Second-quarter earnings season is kicking off this week. Investors may want to strap in because the collective S&P 500 profits are expected to decline the most in three years.

According to FactSet, analyst estimates add up to an overall S&P 500 earnings drop of 7.2% year over year. The Q2 drop would be the biggest since the 31.6% plunge in the Covid-hobbled second quarter of 2020.

The estimated drop grew from an estimated decline of 6.9% a week ago, and a more modest -4.7% estimate on March 31.

The S&P Energy, Materials and Health Care sectors' earnings are expected to drop the most in Q2, FactSet says.

Sectors Expected To Outperform This Earnings Season

Seven out of the 11 sectors are expected to report year-over-year earnings growth. The leading sectors include Consumer Discretionary and Communication Services.

The Consumer Discretionary sector is projected to post 26.8% growth. Amazon.com contributes to a majority of the increase. Excluding the online retailer, the number would drop to a 6.2% increase.

FactSet shows 12.6% Q2 earnings growth for the Communication Services sector, where Meta Platforms and Alphabet are the main components.
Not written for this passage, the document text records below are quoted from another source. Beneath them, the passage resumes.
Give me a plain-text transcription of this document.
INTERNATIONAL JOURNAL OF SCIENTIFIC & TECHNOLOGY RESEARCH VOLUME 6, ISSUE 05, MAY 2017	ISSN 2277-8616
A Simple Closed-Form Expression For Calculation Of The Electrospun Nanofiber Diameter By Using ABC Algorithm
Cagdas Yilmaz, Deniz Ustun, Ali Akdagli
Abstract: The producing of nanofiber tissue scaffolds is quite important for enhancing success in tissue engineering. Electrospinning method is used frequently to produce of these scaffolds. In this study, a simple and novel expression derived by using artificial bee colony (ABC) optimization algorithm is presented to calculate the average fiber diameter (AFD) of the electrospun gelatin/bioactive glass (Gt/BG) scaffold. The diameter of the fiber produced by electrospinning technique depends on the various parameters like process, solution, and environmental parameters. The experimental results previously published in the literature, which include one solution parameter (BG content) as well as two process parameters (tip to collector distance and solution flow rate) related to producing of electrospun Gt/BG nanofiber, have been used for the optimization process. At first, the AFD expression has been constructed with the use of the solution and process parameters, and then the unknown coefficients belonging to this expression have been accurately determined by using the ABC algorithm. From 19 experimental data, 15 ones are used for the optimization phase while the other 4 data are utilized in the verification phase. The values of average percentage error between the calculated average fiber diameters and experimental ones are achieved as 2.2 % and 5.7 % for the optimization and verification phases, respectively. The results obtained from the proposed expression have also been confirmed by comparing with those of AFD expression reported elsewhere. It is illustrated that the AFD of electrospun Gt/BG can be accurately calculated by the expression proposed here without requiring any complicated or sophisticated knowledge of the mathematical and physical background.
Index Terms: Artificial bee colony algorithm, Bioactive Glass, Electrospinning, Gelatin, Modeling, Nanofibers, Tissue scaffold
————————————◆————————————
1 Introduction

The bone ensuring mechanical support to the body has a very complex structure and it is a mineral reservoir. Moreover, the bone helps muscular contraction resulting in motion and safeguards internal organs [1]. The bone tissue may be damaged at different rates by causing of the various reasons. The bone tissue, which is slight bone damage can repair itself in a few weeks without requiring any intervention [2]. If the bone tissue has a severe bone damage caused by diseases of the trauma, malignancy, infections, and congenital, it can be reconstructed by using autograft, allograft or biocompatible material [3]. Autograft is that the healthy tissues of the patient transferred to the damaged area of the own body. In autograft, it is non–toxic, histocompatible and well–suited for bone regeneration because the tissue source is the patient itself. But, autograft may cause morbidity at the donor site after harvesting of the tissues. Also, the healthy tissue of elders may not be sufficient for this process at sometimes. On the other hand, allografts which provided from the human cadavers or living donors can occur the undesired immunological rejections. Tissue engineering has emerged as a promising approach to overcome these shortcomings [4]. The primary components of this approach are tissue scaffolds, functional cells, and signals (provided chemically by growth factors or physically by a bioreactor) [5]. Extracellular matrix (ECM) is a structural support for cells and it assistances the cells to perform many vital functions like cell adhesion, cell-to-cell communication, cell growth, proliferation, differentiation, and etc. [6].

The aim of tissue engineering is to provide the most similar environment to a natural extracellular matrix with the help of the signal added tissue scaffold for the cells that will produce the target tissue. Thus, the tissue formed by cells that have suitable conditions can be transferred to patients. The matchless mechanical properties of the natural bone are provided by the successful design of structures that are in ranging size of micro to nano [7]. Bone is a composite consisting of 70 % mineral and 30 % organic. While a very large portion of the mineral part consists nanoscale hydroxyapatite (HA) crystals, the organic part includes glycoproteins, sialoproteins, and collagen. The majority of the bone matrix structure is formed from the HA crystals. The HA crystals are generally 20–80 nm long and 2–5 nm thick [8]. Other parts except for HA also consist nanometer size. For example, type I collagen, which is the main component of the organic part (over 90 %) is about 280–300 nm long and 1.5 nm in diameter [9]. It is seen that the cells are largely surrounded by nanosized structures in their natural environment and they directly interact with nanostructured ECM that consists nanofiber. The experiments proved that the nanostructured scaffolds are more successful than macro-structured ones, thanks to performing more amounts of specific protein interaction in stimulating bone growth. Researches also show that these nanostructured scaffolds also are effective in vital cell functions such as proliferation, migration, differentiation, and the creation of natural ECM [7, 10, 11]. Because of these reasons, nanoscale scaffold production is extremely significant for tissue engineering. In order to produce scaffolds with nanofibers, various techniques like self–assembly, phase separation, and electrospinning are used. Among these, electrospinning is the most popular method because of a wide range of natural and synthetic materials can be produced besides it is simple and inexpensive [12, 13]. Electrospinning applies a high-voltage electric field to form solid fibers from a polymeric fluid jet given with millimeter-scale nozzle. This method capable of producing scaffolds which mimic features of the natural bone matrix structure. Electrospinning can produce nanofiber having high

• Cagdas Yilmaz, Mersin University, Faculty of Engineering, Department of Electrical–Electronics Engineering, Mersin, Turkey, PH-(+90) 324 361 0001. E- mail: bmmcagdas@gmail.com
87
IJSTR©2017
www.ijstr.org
The Information Technology sector showed the biggest percentage increase in estimated earnings dollars since March 31.

Five of the IT companies show Q2 profit estimates rising by over 10%. Two noteworthy ones — and it may be no surprise — are chipmaker and AI giant Nvidia, after its impressive earnings report in May, and semiconductor tester Teradyne.

The two areas in the sector expected to outshine include hotels, restaurant and other leisure industries, with robust 179% profit growth. The auto components sector is estimated to see 90% growth.

Companies Giving Positive Q2 Guidance

Only a little over 20% of the S&P 500 companies gave second-quarter EPS guidance. Forty-six companies issued positive EPS guidance, while 67 gave a negative Q2 earnings outlook.

This is the highest number giving positive guidance since the third quarter of 2021, and an improvement over the last few quarters. Those numbers also beat the five- and 10-year averages, respectively.

Earnings Season: Q3 Outlook And Beyond

The earnings slump could end soon. According to FactSet, analysts forecast S&P 500 earnings growth of 0.3% in Q3, and a healthy 7.8% in Q4. Full-year 2023 earnings growth is projected at 0.8%. Next year shows a much more enthusiastic 12.4% growth rate.

The Communication Services sector is expected to lead Q3 with 26.7% profit growth. The Utilities, Industrial, Consumer Discretionary and Financials sectors are all forecast at around 13% EPS growth.

According to FactSet, 50% of Consumer Discretionary companies and 33% of IT companies gave positive Q3 earnings guidance for the next earnings season.

The two S&P 500 companies with the largest Q3 EPS revisions are Lennar and CarMax. Lennar's Q3 EPS estimate increased 30% and CarMax's EPS grew 23%.